As baptized sinners, we are like Kirilov in Fyodor Dostoevsky's novel, Crime and Punishment. Without the Spirit's preachers, we default to an attitude that says, “If God exists, then everything is his will, and I cannot do anything with my own outside of his will." It's all God's responsibility, whether I do good or evil. [But], if there is no God, then everything is my will and I must express my will.”
This amazing arrogance comes from the absolute lack of faith in Christ. Instead, we have faith in ourselves, and thus confess: “If I am doing this, and I am choosing between good and evil, then I must not only be like God, I must eventually, with enough practice, become a god.” “Yes," Kirilov admits, "I will become God.”
But no amount of belief can relieve the consequence of our seeking after freedom, that our quest leads inevitably, and always, to suffering. We may be like God knowing good and evil, but on account of our selfish natures, what God calls evil we call good, and what God calls good we define as evil. Therefore, what we call freedom, God calls his wrath. As the apostle wrote in Romans chapter one, what does God's wrath feel like? Free will: "He gave them over to the cravings of their hearts” (Rom. 1:24).

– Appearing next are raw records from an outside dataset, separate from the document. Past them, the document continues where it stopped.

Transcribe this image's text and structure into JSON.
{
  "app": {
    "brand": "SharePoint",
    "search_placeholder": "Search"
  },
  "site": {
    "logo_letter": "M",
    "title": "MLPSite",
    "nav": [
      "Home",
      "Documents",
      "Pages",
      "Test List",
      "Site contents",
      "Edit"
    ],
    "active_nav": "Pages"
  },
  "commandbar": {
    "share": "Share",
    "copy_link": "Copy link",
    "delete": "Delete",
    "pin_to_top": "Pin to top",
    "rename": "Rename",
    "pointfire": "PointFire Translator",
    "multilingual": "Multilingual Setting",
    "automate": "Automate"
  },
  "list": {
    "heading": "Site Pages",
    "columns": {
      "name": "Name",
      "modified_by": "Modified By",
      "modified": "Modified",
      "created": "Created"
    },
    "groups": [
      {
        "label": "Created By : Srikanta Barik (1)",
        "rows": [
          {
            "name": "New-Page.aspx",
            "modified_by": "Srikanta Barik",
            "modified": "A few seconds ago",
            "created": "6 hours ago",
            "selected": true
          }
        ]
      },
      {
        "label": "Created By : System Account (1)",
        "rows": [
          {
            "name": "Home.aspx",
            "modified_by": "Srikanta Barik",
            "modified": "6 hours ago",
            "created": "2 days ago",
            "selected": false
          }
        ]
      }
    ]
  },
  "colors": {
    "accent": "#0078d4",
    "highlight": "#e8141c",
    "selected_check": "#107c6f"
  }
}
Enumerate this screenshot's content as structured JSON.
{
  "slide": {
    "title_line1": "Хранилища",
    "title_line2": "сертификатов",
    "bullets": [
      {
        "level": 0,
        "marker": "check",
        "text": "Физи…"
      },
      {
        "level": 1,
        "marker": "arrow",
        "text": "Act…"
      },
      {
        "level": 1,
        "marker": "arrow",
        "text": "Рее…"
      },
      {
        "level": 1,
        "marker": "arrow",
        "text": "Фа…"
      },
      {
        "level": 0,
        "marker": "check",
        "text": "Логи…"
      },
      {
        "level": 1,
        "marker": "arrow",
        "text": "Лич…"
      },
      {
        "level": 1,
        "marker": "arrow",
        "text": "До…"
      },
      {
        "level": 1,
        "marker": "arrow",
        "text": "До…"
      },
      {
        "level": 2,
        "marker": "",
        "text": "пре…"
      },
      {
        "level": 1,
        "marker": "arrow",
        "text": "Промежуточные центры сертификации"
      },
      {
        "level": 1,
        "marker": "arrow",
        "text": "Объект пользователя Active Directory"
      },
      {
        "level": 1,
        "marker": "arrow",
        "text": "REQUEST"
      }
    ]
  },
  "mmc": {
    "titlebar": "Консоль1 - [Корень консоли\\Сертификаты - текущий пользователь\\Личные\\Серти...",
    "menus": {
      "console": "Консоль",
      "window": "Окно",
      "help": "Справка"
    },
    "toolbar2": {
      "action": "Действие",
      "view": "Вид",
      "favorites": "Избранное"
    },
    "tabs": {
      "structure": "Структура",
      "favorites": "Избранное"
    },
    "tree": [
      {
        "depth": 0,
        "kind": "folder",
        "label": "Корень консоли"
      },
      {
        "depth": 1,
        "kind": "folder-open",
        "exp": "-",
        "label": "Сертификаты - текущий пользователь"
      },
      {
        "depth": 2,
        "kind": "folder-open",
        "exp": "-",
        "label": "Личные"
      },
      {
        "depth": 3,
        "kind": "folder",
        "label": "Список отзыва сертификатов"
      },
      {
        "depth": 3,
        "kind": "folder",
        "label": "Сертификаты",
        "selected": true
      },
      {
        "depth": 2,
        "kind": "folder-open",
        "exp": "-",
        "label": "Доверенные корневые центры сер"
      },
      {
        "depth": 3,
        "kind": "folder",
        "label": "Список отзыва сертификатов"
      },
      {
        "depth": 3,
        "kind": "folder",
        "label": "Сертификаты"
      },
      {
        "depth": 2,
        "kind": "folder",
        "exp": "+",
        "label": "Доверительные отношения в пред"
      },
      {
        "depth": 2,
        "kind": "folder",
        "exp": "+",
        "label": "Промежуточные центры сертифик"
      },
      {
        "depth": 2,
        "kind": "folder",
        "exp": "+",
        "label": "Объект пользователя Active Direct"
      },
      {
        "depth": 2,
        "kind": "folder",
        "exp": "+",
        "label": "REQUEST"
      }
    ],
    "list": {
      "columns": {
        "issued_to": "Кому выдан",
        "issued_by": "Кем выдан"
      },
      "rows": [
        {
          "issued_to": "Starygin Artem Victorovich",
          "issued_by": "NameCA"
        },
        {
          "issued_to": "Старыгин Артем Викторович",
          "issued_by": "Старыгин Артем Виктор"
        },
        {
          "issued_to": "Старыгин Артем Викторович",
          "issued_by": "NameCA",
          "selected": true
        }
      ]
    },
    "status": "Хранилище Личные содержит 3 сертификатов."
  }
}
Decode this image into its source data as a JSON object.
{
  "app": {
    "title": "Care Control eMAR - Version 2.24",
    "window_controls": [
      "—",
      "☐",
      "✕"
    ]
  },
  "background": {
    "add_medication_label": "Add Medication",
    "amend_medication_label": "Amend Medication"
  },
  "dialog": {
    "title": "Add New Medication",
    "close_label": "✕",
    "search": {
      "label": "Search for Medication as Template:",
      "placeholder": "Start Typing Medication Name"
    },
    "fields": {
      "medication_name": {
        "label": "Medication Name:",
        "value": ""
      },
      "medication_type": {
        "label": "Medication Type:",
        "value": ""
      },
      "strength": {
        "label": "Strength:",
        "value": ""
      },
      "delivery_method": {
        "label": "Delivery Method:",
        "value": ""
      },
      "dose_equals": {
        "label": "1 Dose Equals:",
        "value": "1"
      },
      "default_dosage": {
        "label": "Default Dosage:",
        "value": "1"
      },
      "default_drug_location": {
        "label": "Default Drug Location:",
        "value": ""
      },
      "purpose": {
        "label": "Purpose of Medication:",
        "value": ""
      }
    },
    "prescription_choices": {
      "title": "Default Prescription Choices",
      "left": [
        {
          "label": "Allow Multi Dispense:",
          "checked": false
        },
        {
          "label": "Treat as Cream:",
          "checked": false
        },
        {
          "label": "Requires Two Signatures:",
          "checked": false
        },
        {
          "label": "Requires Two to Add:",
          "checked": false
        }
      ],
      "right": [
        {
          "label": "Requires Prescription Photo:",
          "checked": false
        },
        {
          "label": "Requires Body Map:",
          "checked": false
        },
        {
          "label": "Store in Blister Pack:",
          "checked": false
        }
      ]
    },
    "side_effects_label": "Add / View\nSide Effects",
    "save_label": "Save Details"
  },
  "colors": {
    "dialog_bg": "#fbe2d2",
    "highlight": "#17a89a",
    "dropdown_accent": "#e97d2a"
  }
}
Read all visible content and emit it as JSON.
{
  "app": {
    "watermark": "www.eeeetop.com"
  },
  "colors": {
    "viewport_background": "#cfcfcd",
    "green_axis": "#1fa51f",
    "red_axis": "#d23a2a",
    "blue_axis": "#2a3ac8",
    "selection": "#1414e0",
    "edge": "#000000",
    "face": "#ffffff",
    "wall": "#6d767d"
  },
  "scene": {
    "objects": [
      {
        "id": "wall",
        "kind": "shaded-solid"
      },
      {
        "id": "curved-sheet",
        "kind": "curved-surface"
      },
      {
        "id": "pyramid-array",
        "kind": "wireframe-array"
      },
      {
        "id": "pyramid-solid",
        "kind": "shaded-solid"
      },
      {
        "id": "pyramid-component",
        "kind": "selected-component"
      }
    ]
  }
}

All is not doom and gloom for us because there is a solution. The only solution to free will is the announcement from a preacher that the Father forgives us for Christ's sake. The Father's justice is Christ crucified for the forgiveness of sin, a new life, and the hope of eternal salvation.
The paradox of Christ's cross is that our free will is revealed as God's wrath which leads to our abandonment by God while, at the same time, Jesus' bloody suffering and death, pronounced and applied to us by a preacher, sets us free to be children of our heavenly Father.
In Christ, and only in relation to Christ, are we truly free. Free as the Spirit sets us free, with Jesus Christ's words declared and applied to us by a preacher. True freedom is that which suffers Jesus' death for the sin of the world, freedom that suffers because the world hates Christ. It’s freedom in Christ to serve and sacrifice for our neighbor's sake without worrying about whether we've earned God's judgment or God's rewards.
Jesus Christ's death and resurrection are applied to us by the Spirit's preachers to set us free. Preaching destroys our theories about how one becomes like God, or a little god, a demigod, a superman, or a superwoman. We are only ever truly free in relation to the forgiveness pronounced in Jesus' name to us; a pronouncement that washes over us in baptism and slides down our throats at the Lord's Supper.
Christ is freedom, the only true freedom this world can and will ever know, and we baptized sinners are therefore free in Christ. Free to trust, love, hope for all good things, receive all good things and shielded and delivered from all evil by our Heavenly Father, on account of the Son, through the preaching of the Holy Spirit.